Brome: Alkoholisierter Pkw-Fahrer kracht in das 1877 erbaute Sandstein-Gebilde

Kriegsdenkmal bricht nach Crash zusammen

Ein 21-Jähriger krachte in den frühen Morgenstunden des Sonntags in das Kriegsdenkmal in Brome. Die mehrere Meter hohe Säule zerbrach. Fotos: bentes
+
Ein 21-Jähriger krachte in den frühen Morgenstunden des Sonntags in das Kriegsdenkmal in Brome. Die mehrere Meter hohe Säule zerbrach. Fotos: bentes

Brome – Umgestürzte, tonnenschwere Gesteinsblöcke. Der schwarze Adler – abgebrochen. Absperrbänder sollten auch noch am gestrigen Montag verhindern, dass sich Fußgänger der Unfallstelle näherten.

Am frühen Sonntagmorgen ist ein alkoholisierter Autofahrer mit seinem Pkw in das Kriegsdenkmal in Brome gefahren und hat das über hundert Jahre alte Monument zum Einsturz gebracht. Es ist in mehreren Teilen zerbrochen.

Auch gestern hielten immer wieder Passanten an, Autofahrer fuhren langsam an dem Platz vorbei. „Was ist denn da passiert?“, fragte ein Passant. Auch eine Einwohnerin aus Brome traute ihren Augen kaum. „Da muss aber Geschwindigkeit hinter gewesen sein“, lautete ihr trauriges Fazit. Immer wieder warfen Autofahrer verwunderte Blicke aus ihren Wagen. Das Denkmal – abgesperrt mit rot-weißem Band – war gestern das allgegenwärtige Thema in Brome.

Autofahrer war alkoholisiert

Das Denkmal hat eigentlich einen festen Platz an der Bahnhofstraße im Bromer Ortskern.

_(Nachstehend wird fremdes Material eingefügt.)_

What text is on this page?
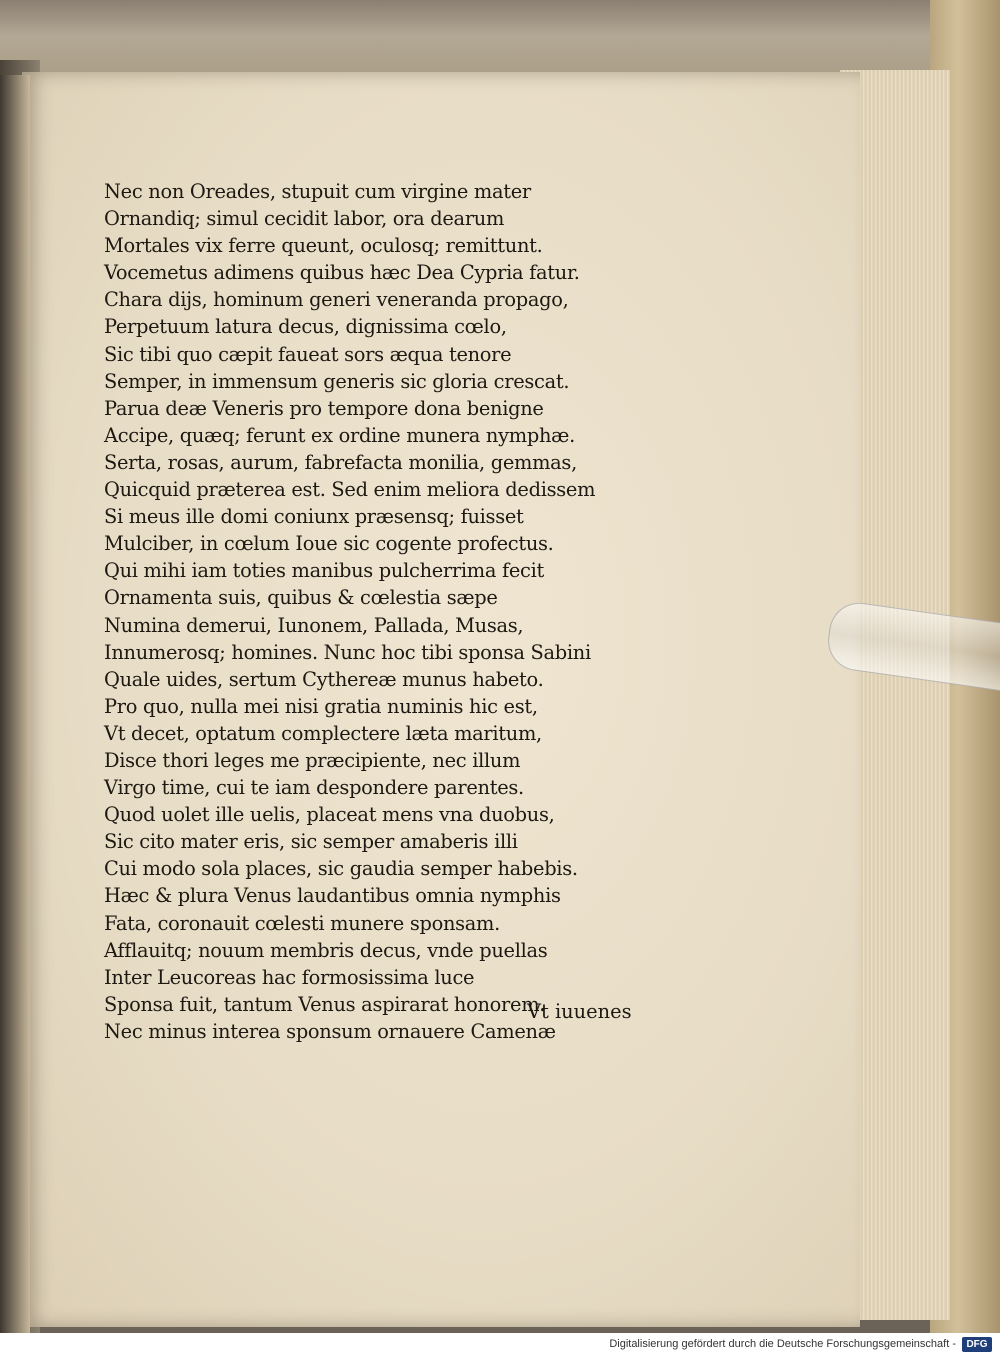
Nec non Oreades, stupuit cum virgine mater
Ornandiq; simul cecidit labor, ora dearum
Mortales vix ferre queunt, oculosq; remittunt.
Vocemetus adimens quibus hæc Dea Cypria fatur.
Chara dijs, hominum generi veneranda propago,
Perpetuum latura decus, dignissima cœlo,
Sic tibi quo cæpit faueat sors æqua tenore
Semper, in immensum generis sic gloria crescat.
Parua deæ Veneris pro tempore dona benigne
Accipe, quæq; ferunt ex ordine munera nymphæ.
Serta, rosas, aurum, fabrefacta monilia, gemmas,
Quicquid præterea est. Sed enim meliora dedissem
Si meus ille domi coniunx præsensq; fuisset
Mulciber, in cœlum Ioue sic cogente profectus.
Qui mihi iam toties manibus pulcherrima fecit
Ornamenta suis, quibus & cœlestia sæpe
Numina demerui, Iunonem, Pallada, Musas,
Innumerosq; homines. Nunc hoc tibi sponsa Sabini
Quale uides, sertum Cythereæ munus habeto.
Pro quo, nulla mei nisi gratia numinis hic est,
Vt decet, optatum complectere læta maritum,
Disce thori leges me præcipiente, nec illum
Virgo time, cui te iam despondere parentes.
Quod uolet ille uelis, placeat mens vna duobus,
Sic cito mater eris, sic semper amaberis illi
Cui modo sola places, sic gaudia semper habebis.
Hæc & plura Venus laudantibus omnia nymphis
Fata, coronauit cœlesti munere sponsam.
Afflauitq; nouum membris decus, vnde puellas
Inter Leucoreas hac formosissima luce
Sponsa fuit, tantum Venus aspirarat honorem.
Nec minus interea sponsum ornauere Camenæ
Vt iuuenes
Digitalisierung gefördert durch die Deutsche Forschungsgemeinschaft -	DFG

Viel erinnert mit den zerbrochenen Säulen nicht mehr daran. Gegen 3.30 Uhr ist am Sonntag ein 21-jähriger Fahrer aus Rühen mit seinem Toyota von der Hauptstraße abgekommen und in das Denkmal gekracht. Alkoholisiert und mit zu hoher Geschwindigkeit, wie Gifhorns Polizeisprecher Thomas Reuter berichtet. Die Wucht hatte zu der kompletten Zerstörung geführt, „auch das Auto war komplett beschädigt.“

Laut Reuter zeigte sich der Unfallverursacher – Fremdverschulden schloss der Polizeisprecher aus – uneinsichtig. Ein 26-jähriger Ersthelfer aus Brome wollte dem Mann aus seinem Auto helfen. „Dabei schlug der 21-Jährige dem Helfer mit der Faust ins Gesicht“, so Reuter. Die anrückende Polizei nahm den Fahrer zur Ausnüchterung und Blutentnahme fest, ein Strafverfahren wurde eingeleitet.

Denkmal wurde 1877 erbaut

Bei dem Unfall kam auch der dort beheimatete Weihnachtsbaum unter die Räder, schildert Bromes Bürgermeister Gerhard Borchert. „Es sah aus, als wenn jemand ihn mit einer Motorsäge abgesägt hätte.“ Wie es für das zertrümmerte Denkmal weitergeht, ist noch nicht geklärt. Erbaut wurde das Denkmal um 1877, berichtet Jens Winter, Vorsitzende des Heimat- und Museumsvereins Brome. Mehrere Meter hoch, mehrere Tonnen schwer. Sandstein wurde in dem Sockel und der Säule verarbeitet, der Adler ist aus Eisenguss, weiß Winter.

Am morgigen Mittwoch will sich der Bürgermeister mit Vertretern des Landkreises treffen, da das Denkmal unter besonderem Schutz steht. Wie das steinerne Denkmal repariert werden soll, könne sich erst dann klären. In der Zwischenzeit hat Borchert den schwarzen Adler in seine Obhut genommen. Die Statue, die sonst auf dem Denkmal thront, ist bei dem Unfall ebenfalls von dem Sockel abgebrochen und zu Boden gestürzt. Damit der Adler nun nicht verloren geht, soll er, bis er wieder instand gesetzt werden kann, in den Händen des Bürgermeisters bleiben.